Em julho, as cidades de Niterói e Rio de Janeiro, respectivamente, estão recebendo o Coro da Camerata Antiqua de Curitiba em dois concertos imperdíveis que prometem reviver a música antiga e celebrar os 95 anos de um de seus nomes mais ilustres, o maestro Roberto de Regina, fundador do grupo coral. Sob a regência de Mara Campos, também diretora musical do grupo curitibano, os concertos serão realizados no dia 20 de julho, quarta-feira, no Teatro da UFF (Niterói) e, no dia seguinte, dia 21, na Sala Cecília Meireles, na Lapa. “Estes concertos serão realizados com emoção e muita gratidão por seu legado de conhecimento, prática e inspiração – potência e partilha de uma vida dedicada à música antiga em nosso país”, destaca Mara Campos.
Sobre o seleto repertório dedicado ao maestro De Regina, a regente destaca que o programa “propõe um itinerário musical variado em que a polifonia vocal é condutora(..) Partimos da música renascentista ibérica e francesa, cuja vitalidade, humor e refinamento espelham o temperamento, a desenvoltura e a criatividade do trabalho autoral de Roberto nesta modalidade tão diversa e generosa da música ocidental dos séc XV – XVI – a canção”. Em sequência, o grupo apresentará a emblemática “Music for a while” (H. Purcell), “que nos conduz através da música barroca para a genialidade e totalidade de J. S. Bach em seu moteto “Lobet den Herrn” – obra dentre tantas do grande compositor que Roberto muitas vezes conduziu com identificação e plenitude”, destaca. Encerrando o programa, “Alleluia”, de Jake Runestad, que reflete “a circularidade de nosso itinerário neste programa e nos leva a revisitar o ponto de partida, para que a música antiga reverbere em nossos dias, transcendendo assim nossa condição temporal com o propósito da celebração”, conclui.

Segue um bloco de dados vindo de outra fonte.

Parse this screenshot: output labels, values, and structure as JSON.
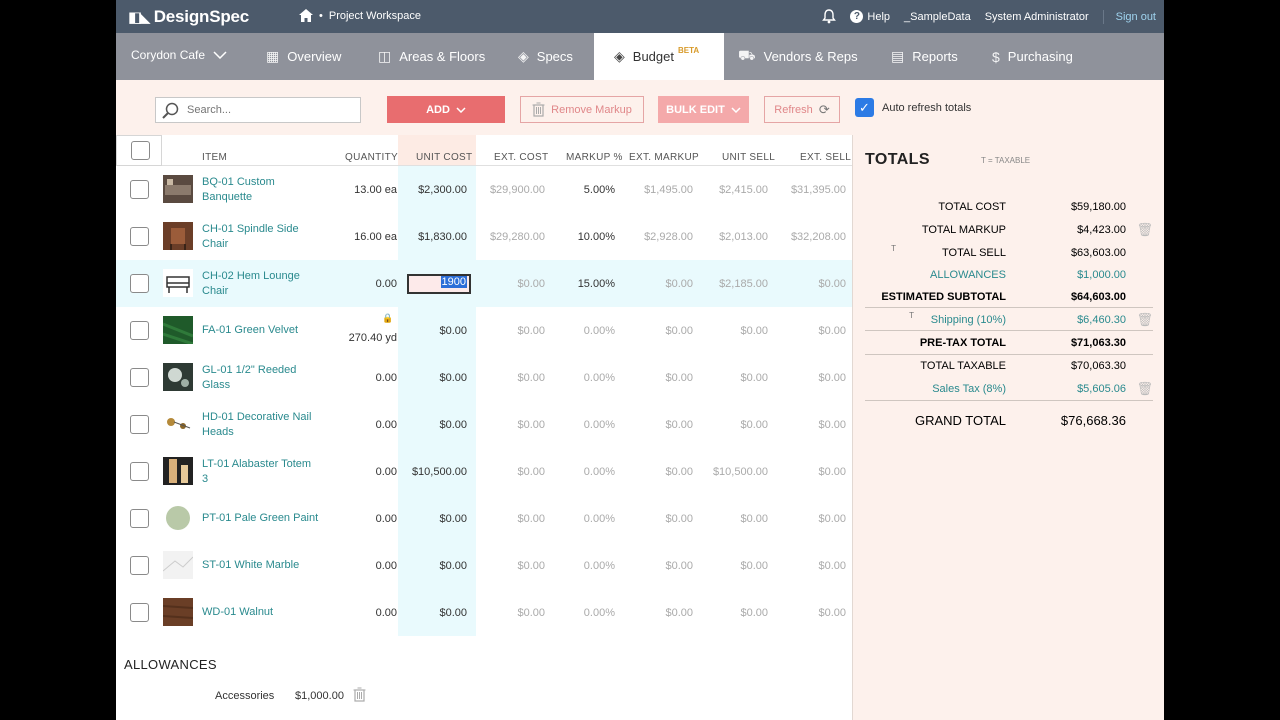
{
  "topbar": {
    "logo_text": "DesignSpec",
    "workspace": "Project Workspace",
    "help": "Help",
    "sample_data": "_SampleData",
    "user": "System Administrator",
    "signout": "Sign out"
  },
  "nav": {
    "project": "Corydon Cafe",
    "tabs": [
      {
        "label": "Overview",
        "icon": "grid-icon"
      },
      {
        "label": "Areas & Floors",
        "icon": "floorplan-icon"
      },
      {
        "label": "Specs",
        "icon": "layers-icon"
      },
      {
        "label": "Budget",
        "icon": "stack-icon",
        "badge": "BETA"
      },
      {
        "label": "Vendors & Reps",
        "icon": "truck-icon"
      },
      {
        "label": "Reports",
        "icon": "report-icon"
      },
      {
        "label": "Purchasing",
        "icon": "dollar-icon"
      }
    ]
  },
  "toolbar": {
    "search_placeholder": "Search...",
    "add": "ADD",
    "remove_markup": "Remove Markup",
    "bulk_edit": "BULK EDIT",
    "refresh": "Refresh",
    "auto_refresh": "Auto refresh totals"
  },
  "columns": [
    "ITEM",
    "QUANTITY",
    "UNIT COST",
    "EXT. COST",
    "MARKUP %",
    "EXT. MARKUP",
    "UNIT SELL",
    "EXT. SELL"
  ],
  "rows": [
    {
      "item": "BQ-01 Custom Banquette",
      "qty": "13.00 ea",
      "unit_cost": "$2,300.00",
      "ext_cost": "$29,900.00",
      "markup": "5.00%",
      "ext_markup": "$1,495.00",
      "unit_sell": "$2,415.00",
      "ext_sell": "$31,395.00"
    },
    {
      "item": "CH-01 Spindle Side Chair",
      "qty": "16.00 ea",
      "unit_cost": "$1,830.00",
      "ext_cost": "$29,280.00",
      "markup": "10.00%",
      "ext_markup": "$2,928.00",
      "unit_sell": "$2,013.00",
      "ext_sell": "$32,208.00"
    },
    {
      "item": "CH-02 Hem Lounge Chair",
      "qty": "0.00",
      "unit_cost": "1900",
      "ext_cost": "$0.00",
      "markup": "15.00%",
      "ext_markup": "$0.00",
      "unit_sell": "$2,185.00",
      "ext_sell": "$0.00"
    },
    {
      "item": "FA-01 Green Velvet",
      "qty": "270.40 yd",
      "unit_cost": "$0.00",
      "ext_cost": "$0.00",
      "markup": "0.00%",
      "ext_markup": "$0.00",
      "unit_sell": "$0.00",
      "ext_sell": "$0.00"
    },
    {
      "item": "GL-01 1/2\" Reeded Glass",
      "qty": "0.00",
      "unit_cost": "$0.00",
      "ext_cost": "$0.00",
      "markup": "0.00%",
      "ext_markup": "$0.00",
      "unit_sell": "$0.00",
      "ext_sell": "$0.00"
    },
    {
      "item": "HD-01 Decorative Nail Heads",
      "qty": "0.00",
      "unit_cost": "$0.00",
      "ext_cost": "$0.00",
      "markup": "0.00%",
      "ext_markup": "$0.00",
      "unit_sell": "$0.00",
      "ext_sell": "$0.00"
    },
    {
      "item": "LT-01 Alabaster Totem 3",
      "qty": "0.00",
      "unit_cost": "$10,500.00",
      "ext_cost": "$0.00",
      "markup": "0.00%",
      "ext_markup": "$0.00",
      "unit_sell": "$10,500.00",
      "ext_sell": "$0.00"
    },
    {
      "item": "PT-01 Pale Green Paint",
      "qty": "0.00",
      "unit_cost": "$0.00",
      "ext_cost": "$0.00",
      "markup": "0.00%",
      "ext_markup": "$0.00",
      "unit_sell": "$0.00",
      "ext_sell": "$0.00"
    },
    {
      "item": "ST-01 White Marble",
      "qty": "0.00",
      "unit_cost": "$0.00",
      "ext_cost": "$0.00",
      "markup": "0.00%",
      "ext_markup": "$0.00",
      "unit_sell": "$0.00",
      "ext_sell": "$0.00"
    },
    {
      "item": "WD-01 Walnut",
      "qty": "0.00",
      "unit_cost": "$0.00",
      "ext_cost": "$0.00",
      "markup": "0.00%",
      "ext_markup": "$0.00",
      "unit_sell": "$0.00",
      "ext_sell": "$0.00"
    }
  ],
  "allowances": {
    "title": "ALLOWANCES",
    "items": [
      {
        "label": "Accessories",
        "value": "$1,000.00"
      }
    ]
  },
  "totals": {
    "title": "TOTALS",
    "taxable_note": "T = TAXABLE",
    "total_cost": {
      "label": "TOTAL COST",
      "value": "$59,180.00"
    },
    "total_markup": {
      "label": "TOTAL MARKUP",
      "value": "$4,423.00"
    },
    "total_sell": {
      "label": "TOTAL SELL",
      "value": "$63,603.00"
    },
    "allowances": {
      "label": "ALLOWANCES",
      "value": "$1,000.00"
    },
    "estimated_subtotal": {
      "label": "ESTIMATED SUBTOTAL",
      "value": "$64,603.00"
    },
    "shipping": {
      "label": "Shipping (10%)",
      "value": "$6,460.30"
    },
    "pretax_total": {
      "label": "PRE-TAX TOTAL",
      "value": "$71,063.30"
    },
    "total_taxable": {
      "label": "TOTAL TAXABLE",
      "value": "$70,063.30"
    },
    "sales_tax": {
      "label": "Sales Tax (8%)",
      "value": "$5,605.06"
    },
    "grand_total": {
      "label": "GRAND TOTAL",
      "value": "$76,668.36"
    },
    "t_mark": "T"
  },
  "colors": {
    "accent_red": "#e86d6f",
    "teal_link": "#2a8a8e",
    "topbar": "#4c5a6b",
    "nav": "#8f929b"
  }
}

Nascido no Rio de Janeiro em 1927, Roberto de Regina é um dos maiores cravistas brasileiros, responsável pela construção do primeiro cravo brasileiro e pela gravação dos dois primeiros discos de cravo e música antiga no país, além do primeiro grupo de música antiga. A partir dos anos 1960, foi um dos grandes responsáveis pela disseminação do instrumento no Brasil, como regente ou solista. Além de influenciar musicalmente as gerações seguintes, sua atuação como luthier ampliou as possibilidades de acesso para os futuros instrumentistas. Em 2014, o maestro reafirmou a importância do grupo curitibano como um dos trabalhos de maior importância em sua carreira. “Durante muito tempo a Camerata Antiqua foi o único grupo no Brasil a se especializar na música antiga. Fizemos gravações e o grupo foi firmando seu nome no país(..) Esse grupo me deu a chance de dar grandes voos na música, regendo algumas das maiores obras da humanidade”, lembra. (Jornal Gazeta do Povo,2014).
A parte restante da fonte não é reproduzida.